The questions asks to prove combinatorially.
${10}\choose{5}$ = ${4}\choose{4}$ + ${5}\choose{4}$ + ${6}\choose{4}$ + ${7}\choose{4}$ + ${8}\choose{4}$ + ${9}\choose{4}$
So I know that the LHS is choosing 5 objects from 10 objects.
If we let there be 4 objects and say 6 special objects.
The right side is:
${4}\choose{4}$ = Choose 4 from a 4 objects.

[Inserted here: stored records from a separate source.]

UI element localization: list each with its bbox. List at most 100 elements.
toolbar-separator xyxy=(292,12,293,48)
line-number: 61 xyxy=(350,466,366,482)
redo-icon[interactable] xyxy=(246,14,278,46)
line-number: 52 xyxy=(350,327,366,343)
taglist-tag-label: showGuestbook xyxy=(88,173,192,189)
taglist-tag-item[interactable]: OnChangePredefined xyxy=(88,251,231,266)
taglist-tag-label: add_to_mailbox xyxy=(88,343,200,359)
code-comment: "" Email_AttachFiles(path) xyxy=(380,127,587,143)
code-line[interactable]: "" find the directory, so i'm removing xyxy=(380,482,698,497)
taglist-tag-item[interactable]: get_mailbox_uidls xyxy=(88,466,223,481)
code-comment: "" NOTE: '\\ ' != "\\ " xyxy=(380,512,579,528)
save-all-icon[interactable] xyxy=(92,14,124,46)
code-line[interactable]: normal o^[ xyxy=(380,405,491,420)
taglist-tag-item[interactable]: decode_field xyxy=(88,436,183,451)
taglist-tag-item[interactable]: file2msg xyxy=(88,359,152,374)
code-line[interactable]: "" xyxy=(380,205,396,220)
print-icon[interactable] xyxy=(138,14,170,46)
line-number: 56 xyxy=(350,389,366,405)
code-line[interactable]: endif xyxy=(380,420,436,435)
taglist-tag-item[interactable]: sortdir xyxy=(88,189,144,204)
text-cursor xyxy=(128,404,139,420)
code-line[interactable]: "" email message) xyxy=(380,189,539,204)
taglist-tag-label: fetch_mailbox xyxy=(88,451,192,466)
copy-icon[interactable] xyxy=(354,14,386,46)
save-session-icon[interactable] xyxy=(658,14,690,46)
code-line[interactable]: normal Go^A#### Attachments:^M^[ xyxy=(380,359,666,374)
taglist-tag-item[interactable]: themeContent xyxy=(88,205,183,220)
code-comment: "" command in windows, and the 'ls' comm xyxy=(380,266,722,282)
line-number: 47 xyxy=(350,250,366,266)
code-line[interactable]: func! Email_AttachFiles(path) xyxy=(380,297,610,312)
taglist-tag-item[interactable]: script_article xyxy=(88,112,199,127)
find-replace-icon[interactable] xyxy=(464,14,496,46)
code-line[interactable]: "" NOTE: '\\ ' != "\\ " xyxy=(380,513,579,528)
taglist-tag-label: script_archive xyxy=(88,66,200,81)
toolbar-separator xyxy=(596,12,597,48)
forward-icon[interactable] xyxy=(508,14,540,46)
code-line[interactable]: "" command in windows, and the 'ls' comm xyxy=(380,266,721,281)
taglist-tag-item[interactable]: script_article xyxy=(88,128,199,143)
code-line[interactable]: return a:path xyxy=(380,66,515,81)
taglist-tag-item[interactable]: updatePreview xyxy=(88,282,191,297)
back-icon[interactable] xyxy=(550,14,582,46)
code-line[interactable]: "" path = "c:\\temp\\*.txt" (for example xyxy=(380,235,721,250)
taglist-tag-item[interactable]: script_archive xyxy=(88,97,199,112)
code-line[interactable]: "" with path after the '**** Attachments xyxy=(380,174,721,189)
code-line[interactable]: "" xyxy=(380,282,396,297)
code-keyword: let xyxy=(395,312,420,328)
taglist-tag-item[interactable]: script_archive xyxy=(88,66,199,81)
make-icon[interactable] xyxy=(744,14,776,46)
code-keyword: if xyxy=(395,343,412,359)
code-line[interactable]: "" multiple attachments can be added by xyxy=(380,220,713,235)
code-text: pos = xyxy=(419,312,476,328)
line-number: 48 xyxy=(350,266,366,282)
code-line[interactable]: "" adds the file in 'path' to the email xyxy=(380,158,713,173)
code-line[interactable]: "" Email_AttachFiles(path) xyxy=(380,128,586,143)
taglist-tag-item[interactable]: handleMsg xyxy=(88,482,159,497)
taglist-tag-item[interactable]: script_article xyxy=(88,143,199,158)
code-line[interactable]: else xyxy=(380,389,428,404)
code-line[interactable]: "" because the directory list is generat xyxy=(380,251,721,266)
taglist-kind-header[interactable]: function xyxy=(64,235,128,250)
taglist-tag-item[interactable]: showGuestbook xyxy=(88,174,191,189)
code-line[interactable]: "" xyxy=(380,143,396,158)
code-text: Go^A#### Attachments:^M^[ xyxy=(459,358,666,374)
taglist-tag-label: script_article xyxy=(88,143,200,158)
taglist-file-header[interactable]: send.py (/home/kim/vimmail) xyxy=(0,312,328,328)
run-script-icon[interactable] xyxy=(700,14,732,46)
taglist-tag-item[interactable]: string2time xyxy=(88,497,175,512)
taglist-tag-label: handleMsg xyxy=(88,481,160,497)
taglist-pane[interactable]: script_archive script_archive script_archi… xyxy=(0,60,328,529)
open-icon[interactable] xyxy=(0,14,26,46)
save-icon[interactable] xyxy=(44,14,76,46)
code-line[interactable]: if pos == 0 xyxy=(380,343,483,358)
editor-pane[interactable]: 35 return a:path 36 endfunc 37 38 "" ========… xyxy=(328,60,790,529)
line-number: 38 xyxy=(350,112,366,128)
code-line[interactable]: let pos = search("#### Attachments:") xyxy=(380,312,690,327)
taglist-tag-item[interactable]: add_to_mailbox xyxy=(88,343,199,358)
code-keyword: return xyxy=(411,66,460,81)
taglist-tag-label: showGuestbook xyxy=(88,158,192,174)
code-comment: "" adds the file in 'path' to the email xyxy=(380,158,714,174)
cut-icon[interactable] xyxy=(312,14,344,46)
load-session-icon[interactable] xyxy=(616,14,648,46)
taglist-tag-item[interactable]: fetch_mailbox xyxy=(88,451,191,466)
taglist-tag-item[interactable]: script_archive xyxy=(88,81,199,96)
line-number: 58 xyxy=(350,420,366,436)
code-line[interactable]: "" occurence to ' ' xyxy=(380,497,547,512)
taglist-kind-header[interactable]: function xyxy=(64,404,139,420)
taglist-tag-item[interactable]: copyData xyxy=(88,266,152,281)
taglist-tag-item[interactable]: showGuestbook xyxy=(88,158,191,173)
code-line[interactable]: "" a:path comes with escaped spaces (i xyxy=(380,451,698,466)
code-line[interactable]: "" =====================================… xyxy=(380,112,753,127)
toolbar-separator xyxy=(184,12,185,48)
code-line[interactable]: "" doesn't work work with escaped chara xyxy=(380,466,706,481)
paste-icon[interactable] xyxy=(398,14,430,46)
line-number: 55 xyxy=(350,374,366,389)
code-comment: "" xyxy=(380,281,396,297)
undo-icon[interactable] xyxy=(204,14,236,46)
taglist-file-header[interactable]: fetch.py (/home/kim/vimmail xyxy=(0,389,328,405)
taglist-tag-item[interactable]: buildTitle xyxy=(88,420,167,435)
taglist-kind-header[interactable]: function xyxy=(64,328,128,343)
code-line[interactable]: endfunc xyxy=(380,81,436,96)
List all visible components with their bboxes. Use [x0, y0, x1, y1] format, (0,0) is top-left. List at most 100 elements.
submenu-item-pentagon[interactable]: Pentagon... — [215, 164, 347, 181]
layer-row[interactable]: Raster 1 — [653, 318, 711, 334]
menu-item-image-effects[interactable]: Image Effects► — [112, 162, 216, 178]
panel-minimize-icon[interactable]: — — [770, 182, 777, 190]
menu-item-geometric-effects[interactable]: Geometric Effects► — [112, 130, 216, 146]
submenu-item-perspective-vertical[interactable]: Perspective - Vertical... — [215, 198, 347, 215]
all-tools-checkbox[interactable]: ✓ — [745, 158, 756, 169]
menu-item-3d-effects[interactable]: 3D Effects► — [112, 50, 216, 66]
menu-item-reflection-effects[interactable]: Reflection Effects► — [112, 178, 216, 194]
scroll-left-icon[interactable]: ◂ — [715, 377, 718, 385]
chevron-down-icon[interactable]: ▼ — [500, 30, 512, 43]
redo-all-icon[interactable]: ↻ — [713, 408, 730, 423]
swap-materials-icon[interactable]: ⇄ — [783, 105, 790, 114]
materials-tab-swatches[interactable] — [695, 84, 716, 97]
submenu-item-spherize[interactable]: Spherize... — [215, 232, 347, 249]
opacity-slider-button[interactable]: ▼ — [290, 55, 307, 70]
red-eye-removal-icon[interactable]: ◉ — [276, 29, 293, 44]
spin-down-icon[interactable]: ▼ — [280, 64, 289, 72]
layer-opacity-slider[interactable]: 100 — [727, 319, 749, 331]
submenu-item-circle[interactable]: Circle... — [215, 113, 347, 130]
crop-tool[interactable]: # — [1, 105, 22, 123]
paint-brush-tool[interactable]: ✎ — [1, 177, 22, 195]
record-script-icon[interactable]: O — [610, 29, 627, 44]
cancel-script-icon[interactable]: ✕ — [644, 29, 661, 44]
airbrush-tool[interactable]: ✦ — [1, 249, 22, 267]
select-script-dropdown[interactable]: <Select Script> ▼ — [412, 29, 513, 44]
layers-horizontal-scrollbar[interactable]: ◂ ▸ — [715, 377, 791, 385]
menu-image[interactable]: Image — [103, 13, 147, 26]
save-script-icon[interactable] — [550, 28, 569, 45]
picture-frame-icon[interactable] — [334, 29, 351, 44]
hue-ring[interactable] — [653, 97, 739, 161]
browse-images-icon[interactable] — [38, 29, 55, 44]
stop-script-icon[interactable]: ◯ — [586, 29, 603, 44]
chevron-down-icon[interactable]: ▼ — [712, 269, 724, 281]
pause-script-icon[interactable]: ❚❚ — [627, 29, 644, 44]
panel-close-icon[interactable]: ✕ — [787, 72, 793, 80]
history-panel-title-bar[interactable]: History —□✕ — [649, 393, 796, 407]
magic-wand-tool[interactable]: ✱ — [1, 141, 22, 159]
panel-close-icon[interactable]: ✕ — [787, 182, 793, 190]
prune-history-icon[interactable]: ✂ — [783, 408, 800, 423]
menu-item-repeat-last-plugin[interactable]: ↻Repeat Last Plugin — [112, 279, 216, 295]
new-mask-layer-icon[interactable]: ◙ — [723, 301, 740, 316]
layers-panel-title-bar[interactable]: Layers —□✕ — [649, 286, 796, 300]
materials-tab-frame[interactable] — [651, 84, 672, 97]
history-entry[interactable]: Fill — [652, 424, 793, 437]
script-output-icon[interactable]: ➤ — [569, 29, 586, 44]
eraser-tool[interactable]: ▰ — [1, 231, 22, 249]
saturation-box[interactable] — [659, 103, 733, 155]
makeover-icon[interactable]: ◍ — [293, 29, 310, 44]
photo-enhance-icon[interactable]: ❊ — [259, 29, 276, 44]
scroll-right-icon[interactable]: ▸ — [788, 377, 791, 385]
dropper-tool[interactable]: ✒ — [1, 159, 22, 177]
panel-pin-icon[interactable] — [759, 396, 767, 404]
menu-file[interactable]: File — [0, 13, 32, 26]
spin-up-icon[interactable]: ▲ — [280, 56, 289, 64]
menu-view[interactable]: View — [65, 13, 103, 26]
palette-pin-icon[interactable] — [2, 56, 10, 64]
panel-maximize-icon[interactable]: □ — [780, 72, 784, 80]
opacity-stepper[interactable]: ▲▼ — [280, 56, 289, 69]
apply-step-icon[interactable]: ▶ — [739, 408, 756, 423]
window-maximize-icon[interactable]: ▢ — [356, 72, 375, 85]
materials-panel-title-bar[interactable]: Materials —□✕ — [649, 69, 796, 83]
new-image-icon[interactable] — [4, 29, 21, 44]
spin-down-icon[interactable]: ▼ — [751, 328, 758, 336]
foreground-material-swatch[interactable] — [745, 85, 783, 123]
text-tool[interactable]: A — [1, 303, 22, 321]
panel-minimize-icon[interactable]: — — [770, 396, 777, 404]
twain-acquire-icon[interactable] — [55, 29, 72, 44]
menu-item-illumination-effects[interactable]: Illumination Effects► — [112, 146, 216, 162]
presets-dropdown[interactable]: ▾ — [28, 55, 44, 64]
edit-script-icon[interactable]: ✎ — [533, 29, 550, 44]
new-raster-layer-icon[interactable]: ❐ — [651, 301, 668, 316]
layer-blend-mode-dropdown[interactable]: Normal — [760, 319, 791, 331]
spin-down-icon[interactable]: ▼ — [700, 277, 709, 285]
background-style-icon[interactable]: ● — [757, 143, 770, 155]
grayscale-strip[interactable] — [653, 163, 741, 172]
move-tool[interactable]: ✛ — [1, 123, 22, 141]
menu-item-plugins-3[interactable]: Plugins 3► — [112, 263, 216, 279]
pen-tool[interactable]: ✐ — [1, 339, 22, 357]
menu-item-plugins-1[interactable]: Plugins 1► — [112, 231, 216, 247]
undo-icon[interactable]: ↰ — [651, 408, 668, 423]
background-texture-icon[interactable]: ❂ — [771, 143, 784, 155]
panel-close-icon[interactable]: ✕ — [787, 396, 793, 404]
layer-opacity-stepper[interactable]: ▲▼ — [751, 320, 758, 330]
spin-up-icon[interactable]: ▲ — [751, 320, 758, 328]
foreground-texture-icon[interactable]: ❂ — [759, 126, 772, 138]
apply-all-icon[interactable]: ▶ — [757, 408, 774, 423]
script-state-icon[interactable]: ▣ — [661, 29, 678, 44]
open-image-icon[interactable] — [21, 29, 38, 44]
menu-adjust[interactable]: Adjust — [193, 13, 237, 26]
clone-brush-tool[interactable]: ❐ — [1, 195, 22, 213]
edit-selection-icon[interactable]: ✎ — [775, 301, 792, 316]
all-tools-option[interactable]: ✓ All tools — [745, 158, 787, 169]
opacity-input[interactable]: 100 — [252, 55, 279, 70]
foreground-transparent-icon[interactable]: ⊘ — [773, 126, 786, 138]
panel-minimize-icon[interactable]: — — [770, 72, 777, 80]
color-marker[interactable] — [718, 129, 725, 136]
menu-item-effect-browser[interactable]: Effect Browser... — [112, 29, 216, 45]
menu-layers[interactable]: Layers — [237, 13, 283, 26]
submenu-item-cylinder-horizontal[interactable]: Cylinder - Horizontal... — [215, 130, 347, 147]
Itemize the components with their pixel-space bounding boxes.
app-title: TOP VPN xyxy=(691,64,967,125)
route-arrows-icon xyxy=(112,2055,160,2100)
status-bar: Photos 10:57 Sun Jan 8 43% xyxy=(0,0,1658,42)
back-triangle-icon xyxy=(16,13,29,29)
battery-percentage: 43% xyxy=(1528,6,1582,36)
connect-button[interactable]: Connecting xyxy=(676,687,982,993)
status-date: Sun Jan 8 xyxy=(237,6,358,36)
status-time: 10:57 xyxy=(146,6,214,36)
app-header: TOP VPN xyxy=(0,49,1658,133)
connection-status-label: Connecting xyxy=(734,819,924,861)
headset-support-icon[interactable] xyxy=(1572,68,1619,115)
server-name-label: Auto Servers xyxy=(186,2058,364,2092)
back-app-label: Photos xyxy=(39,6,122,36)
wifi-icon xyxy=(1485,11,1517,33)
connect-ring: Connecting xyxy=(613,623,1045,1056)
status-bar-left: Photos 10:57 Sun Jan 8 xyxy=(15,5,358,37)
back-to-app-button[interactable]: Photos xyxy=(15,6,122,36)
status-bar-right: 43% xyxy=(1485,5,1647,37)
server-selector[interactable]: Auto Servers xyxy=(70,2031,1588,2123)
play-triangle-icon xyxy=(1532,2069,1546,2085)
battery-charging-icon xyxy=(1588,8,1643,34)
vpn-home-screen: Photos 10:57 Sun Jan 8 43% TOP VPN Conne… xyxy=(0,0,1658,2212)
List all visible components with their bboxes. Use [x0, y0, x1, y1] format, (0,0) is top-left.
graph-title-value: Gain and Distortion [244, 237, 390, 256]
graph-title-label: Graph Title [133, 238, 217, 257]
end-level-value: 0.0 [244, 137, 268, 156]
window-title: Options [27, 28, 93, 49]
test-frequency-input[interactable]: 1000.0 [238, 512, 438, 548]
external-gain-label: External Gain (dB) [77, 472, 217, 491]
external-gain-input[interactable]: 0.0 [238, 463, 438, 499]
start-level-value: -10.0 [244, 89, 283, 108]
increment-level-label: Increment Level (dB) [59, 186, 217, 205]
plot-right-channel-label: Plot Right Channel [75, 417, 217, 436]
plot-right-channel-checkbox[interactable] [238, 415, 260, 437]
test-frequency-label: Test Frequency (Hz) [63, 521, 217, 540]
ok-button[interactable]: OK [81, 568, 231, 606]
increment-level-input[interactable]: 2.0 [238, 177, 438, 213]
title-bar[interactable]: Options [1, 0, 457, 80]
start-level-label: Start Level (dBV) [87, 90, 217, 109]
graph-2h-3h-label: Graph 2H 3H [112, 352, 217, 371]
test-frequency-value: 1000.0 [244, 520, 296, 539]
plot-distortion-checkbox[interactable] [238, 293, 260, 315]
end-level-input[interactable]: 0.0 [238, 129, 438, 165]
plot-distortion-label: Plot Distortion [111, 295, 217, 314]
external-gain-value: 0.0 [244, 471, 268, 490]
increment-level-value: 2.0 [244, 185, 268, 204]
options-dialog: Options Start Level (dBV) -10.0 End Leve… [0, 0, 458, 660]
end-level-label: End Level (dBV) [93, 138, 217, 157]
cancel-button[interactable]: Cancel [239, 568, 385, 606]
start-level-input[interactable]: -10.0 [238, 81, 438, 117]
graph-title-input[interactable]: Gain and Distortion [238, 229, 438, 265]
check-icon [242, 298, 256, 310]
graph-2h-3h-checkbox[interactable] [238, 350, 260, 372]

${5}\choose{4}$ = Choose 4 from 4 objects and 1 Special Object
${6}\choose{4}$ = Choose 4 from 4 objects and 2 special objects
${7}\choose{4}$ = Choose 4 from 4 objects and 3 special objects
${8}\choose{4}$ = Choose 4 from 4 objects and 4 special objects
${9}\choose{4}$ = Choose 4 from 4 objects and 5 special objects
Thus the right side counts the same thing as the left side. Does this work as a combinatorial proof? If not how could I improve my approach. Thank you.
Hint
Partition the $5$ element subsets of $\Omega=\{1,2,\dotsc,10\}$ based on their maximum element. How many $5$ element subsets of $\Omega$ have $10$ as their maximum element, $9$ as their maximum element and so on?